Gregor did hear some shouts as he sprinted across the barren fields, but no one was actively pursuing him. He guessed they figured he'd be stopped by the wall and, since he didn't have a flier, pretty much stuck there. That was okay. If he made it to the wall he'd make it to Solovet. He did see a bat fly over him, probably to report his presence, and for a moment he was distracted watching it, wondering if guards would be sent to carry him back.

That's when he tripped. He thought he had just caught his foot on some stubble, but when his hands hit the ground he could see the thin layer of earth cracking beneath him and the rock floor giving way under that. "It's another earthquake!" he thought.

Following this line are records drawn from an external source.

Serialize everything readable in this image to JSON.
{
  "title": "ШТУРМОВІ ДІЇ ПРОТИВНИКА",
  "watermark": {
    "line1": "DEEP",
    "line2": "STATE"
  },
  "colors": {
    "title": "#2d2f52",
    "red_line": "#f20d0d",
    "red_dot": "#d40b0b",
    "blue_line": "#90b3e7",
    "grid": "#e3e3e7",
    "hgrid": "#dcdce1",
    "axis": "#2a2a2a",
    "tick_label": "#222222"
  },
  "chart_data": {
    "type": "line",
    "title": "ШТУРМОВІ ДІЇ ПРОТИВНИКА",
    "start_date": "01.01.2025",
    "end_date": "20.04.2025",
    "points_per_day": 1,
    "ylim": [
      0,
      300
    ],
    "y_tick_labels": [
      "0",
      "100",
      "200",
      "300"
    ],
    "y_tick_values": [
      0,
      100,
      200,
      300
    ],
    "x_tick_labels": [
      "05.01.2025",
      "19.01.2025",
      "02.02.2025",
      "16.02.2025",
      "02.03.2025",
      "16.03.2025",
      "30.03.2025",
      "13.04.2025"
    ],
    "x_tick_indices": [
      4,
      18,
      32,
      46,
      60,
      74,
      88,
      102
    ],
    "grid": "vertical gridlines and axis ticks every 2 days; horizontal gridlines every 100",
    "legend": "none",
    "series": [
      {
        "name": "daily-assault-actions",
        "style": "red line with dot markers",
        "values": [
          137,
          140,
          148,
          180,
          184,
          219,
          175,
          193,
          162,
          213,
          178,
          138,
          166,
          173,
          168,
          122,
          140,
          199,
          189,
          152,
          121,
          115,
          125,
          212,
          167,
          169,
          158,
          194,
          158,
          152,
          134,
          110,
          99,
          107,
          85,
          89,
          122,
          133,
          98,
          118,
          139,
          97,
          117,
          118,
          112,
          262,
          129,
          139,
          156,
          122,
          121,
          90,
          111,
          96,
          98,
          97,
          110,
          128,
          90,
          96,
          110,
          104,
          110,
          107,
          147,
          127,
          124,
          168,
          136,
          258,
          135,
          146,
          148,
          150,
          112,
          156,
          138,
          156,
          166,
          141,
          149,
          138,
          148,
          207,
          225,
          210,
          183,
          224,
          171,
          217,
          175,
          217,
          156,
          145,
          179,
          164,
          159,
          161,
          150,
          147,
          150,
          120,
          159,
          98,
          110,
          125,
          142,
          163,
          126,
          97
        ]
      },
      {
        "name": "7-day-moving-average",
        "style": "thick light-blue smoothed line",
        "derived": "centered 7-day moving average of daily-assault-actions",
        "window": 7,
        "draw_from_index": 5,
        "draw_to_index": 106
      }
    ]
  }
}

But as the three-foot claw broke through the field and slammed within inches of his arm, he knew this was no earthquake.

 

Chapter 14

Gregor jerked his arm back and instinctively rolled away from the claw. He was on his back, about to spring up, when the earth at his feet burst open and a massive paw shot into the air. He yanked his legs in and scuttled backward like a crab, as the paw, with its five ivory-white claws, descended, leaving a deep furrow in the ground.

For a second, it crossed Gregor's mind that the thing was attached to the Bane. That the white rat had grown so disproportionately large that it now had these deadly, shovel-like paws. But this was no rat paw. Even the Bane couldn't grow claws a yard long. So what was it?

As Gregor twisted over onto his feet, hoping to make a run for it, the area before him erupted in a fountain of dirt. He caught just a glimpse of a bizarre, pink flower about the size of a manhole cover before it was on his face. "It's one of those killer plants! Like in the jungle!" he thought. The fleshy tentacles brushing over his lips and eyes made his skin crawl. "Eugh!" he cried as he jumped up and stumbled back. His hands gripped the hilts of his weapons, but he stopped just before he drew them. He was not under attack.

For the first time he got a good look at the creatures coming out of the ground. They definitely weren't plants. Or rats, either, although he was pretty sure they came from the rodent family. They had large bodies covered with dark, bristly fur and long, powerful tails. Each had four paws equipped with five killer claws. The back paws were noticeably smaller and weaker looking than the front ones, though. Coming out of the place where one would expect a nose was a large rose-colored blossom rimmed with waving tentacles.

Strange as they were, the animals seemed somehow familiar. But why? And then Gregor remembered.

It had been a warm summer day when he was about seven. His family was down at the family farm in Virginia. Gregor's dad had been teaching him how to play Ping-Pong in the basement. He'd been chasing down a ball that had landed under an old armchair, and when he'd stood up, there it was. Trapped in the window well where it must have fallen. Unhappily crawling along the gravel. A star-nosed mole. Of course you could measure its weight in ounces instead of hundreds of pounds, but otherwise it was remarkably like the creatures surrounding Gregor now. He had loved the mole, so they had watched it for a while. His dad had explained how it usually stayed underground, how those front feet were amazing at digging and, even though it couldn't see well, that bizarre nose was so sensitive to touch it could basically feel what something was. They had finally gotten a shovel from the shed, gently scooped it out, and set it free. But Gregor had been left with a warm feeling about the funny little creature.